Currently, Cowork is only available as part of a research preview to subscribers to the $100-per-month Anthropic plan, which is Co-release strategy For generative AI companies that roll out new features in a streamlined manner for early adopters.

Felix Risberg, a member of the technical staff at Anthropic who focuses on Cowork, says he uses it to submit expense reports and perform file transfers. “If that PDF is too big, make it smaller,” he says. “Convert these 20 JPGs into one PDF. And make me a report on all this stuff.” Rieseberg is excited about how to do this More advanced users They are already experimenting with complex apps, but they see the more straightforward, file-focused apps as “my favorite” uses for Search Preview.

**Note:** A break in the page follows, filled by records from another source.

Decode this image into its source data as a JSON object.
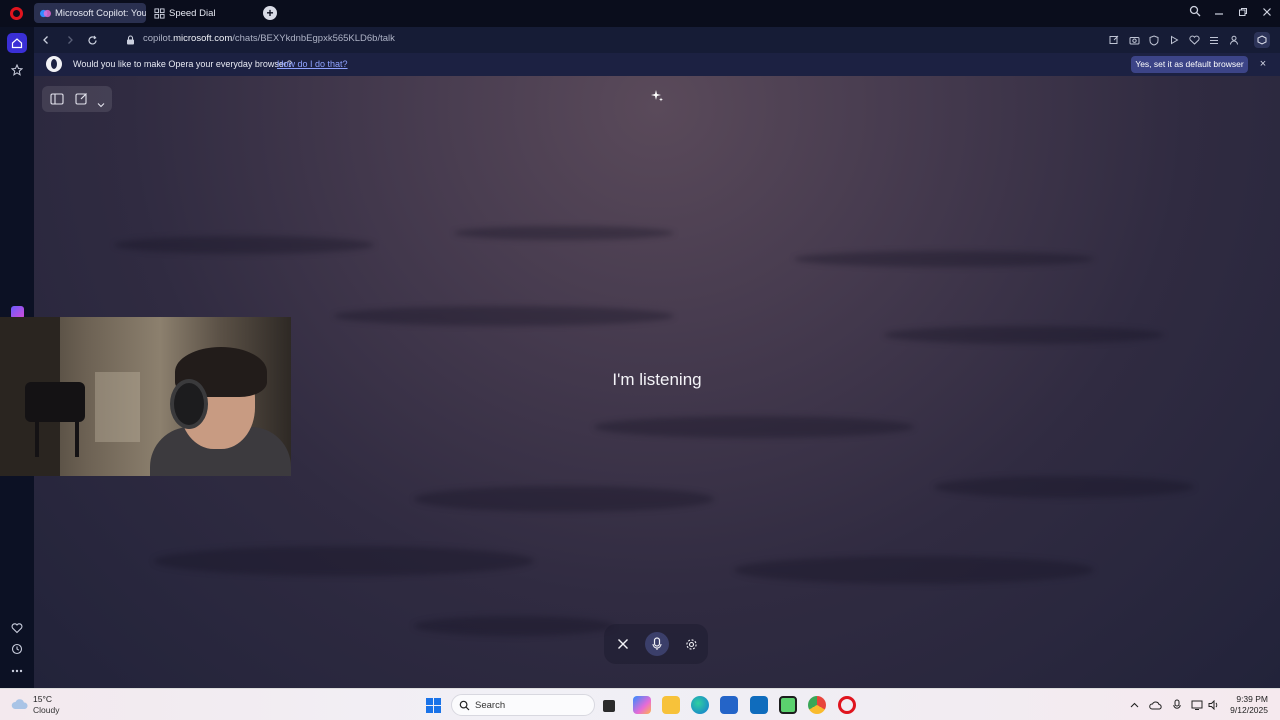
{
  "browser": {
    "tabs": [
      {
        "label": "Microsoft Copilot: Your AI",
        "active": true
      },
      {
        "label": "Speed Dial",
        "active": false
      }
    ],
    "new_tab": "+",
    "url_prefix": "copilot.",
    "url_domain": "microsoft.com",
    "url_path": "/chats/BEXYkdnbEgpxk565KLD6b/talk"
  },
  "infobar": {
    "message": "Would you like to make Opera your everyday browser?",
    "link": "How do I do that?",
    "button": "Yes, set it as default browser",
    "close": "×"
  },
  "content": {
    "status": "I'm listening"
  },
  "taskbar": {
    "weather_temp": "15°C",
    "weather_condition": "Cloudy",
    "search_placeholder": "Search",
    "time": "9:39 PM",
    "date": "9/12/2025"
  },
  "colors": {
    "accent": "#3c4487",
    "opera_red": "#e0141e"
  }
}
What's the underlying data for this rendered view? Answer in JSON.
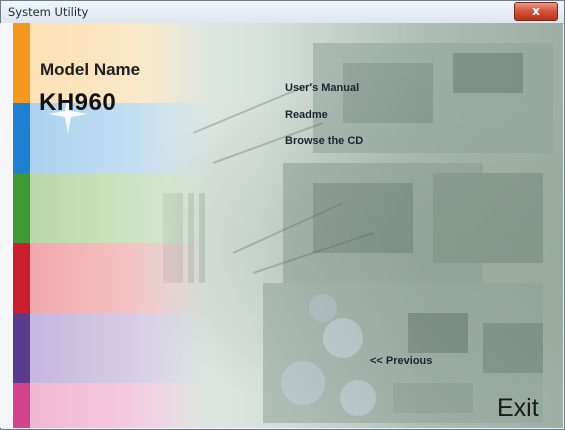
{
  "window": {
    "title": "System Utility",
    "close_symbol": "x"
  },
  "product": {
    "model_label": "Model Name",
    "model_id": "KH960"
  },
  "menu": {
    "items": [
      {
        "label": "User's Manual"
      },
      {
        "label": "Readme"
      },
      {
        "label": "Browse the CD"
      }
    ],
    "previous_label": "<< Previous",
    "exit_label": "Exit"
  },
  "colors": {
    "orange": "#f39a1e",
    "blue": "#1f7fd3",
    "green": "#3f9a34",
    "red": "#c91f2e",
    "purple": "#5a3c8c",
    "pink": "#d3438e"
  }
}
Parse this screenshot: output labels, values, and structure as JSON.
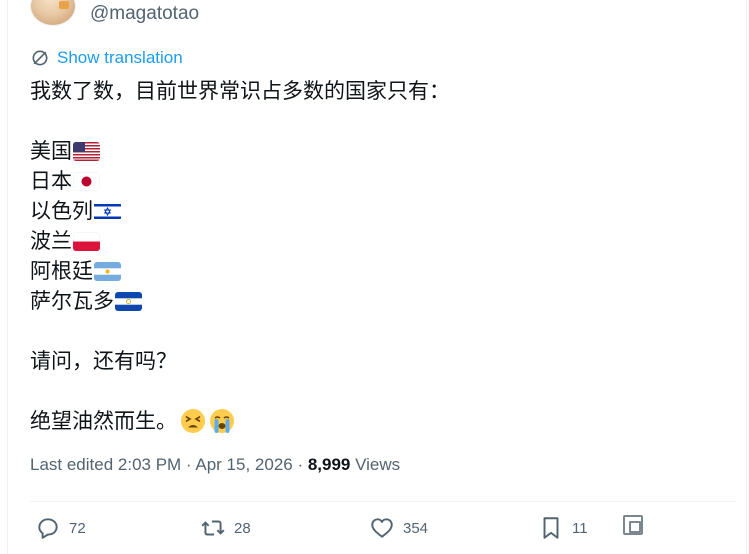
{
  "author": {
    "handle": "@magatotao"
  },
  "translate": {
    "label": "Show translation"
  },
  "post": {
    "intro": "我数了数，目前世界常识占多数的国家只有：",
    "countries": [
      {
        "name": "美国",
        "flag": "us-flag"
      },
      {
        "name": "日本",
        "flag": "jp-flag"
      },
      {
        "name": "以色列",
        "flag": "il-flag"
      },
      {
        "name": "波兰",
        "flag": "pl-flag"
      },
      {
        "name": "阿根廷",
        "flag": "ar-flag"
      },
      {
        "name": "萨尔瓦多",
        "flag": "sv-flag"
      }
    ],
    "question": "请问，还有吗？",
    "closing": "绝望油然而生。",
    "closing_emojis": [
      "tired-face-emoji",
      "loudly-crying-face-emoji"
    ]
  },
  "meta": {
    "edited": "Last edited 2:03 PM · Apr 15, 2026 · ",
    "views_count": "8,999",
    "views_label": " Views"
  },
  "actions": {
    "replies": "72",
    "reposts": "28",
    "likes": "354",
    "bookmarks": "11"
  },
  "colors": {
    "link": "#1d9bf0",
    "muted": "#536471",
    "text": "#0f1419",
    "icon": "#536471"
  }
}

This early release is limited to Claude on Macwith the possibility of rolling it out on a larger scale in the future. Although you can use it to interact with files on your computer, an Internet connection is required to run Cowork. The Cowork tab appears next to the Chat and Code tabs in the Claude app Mac. User sessions are classified as “tasks” instead of “conversations”.

What about security risks?

The biggest reason not to try Cowork is continuity protection The risks inherent in this type of factor. Like most clients, Cowork is vulnerable to spot injection attacks, which are secret hidden online messages that attempt to trick AI tools and divert them from tasks. You should not expose sensitive data to a tool that can be hacked in this way.

“Because Cloud can read, write, and permanently delete these files, be careful about granting access to sensitive information such as financial documents, credentials, or personal records,” the Anthropic report said. Online support page. He suggests creating a dedicated folder full of non-sensitive information you want Claude to have access to and saving backups of important files.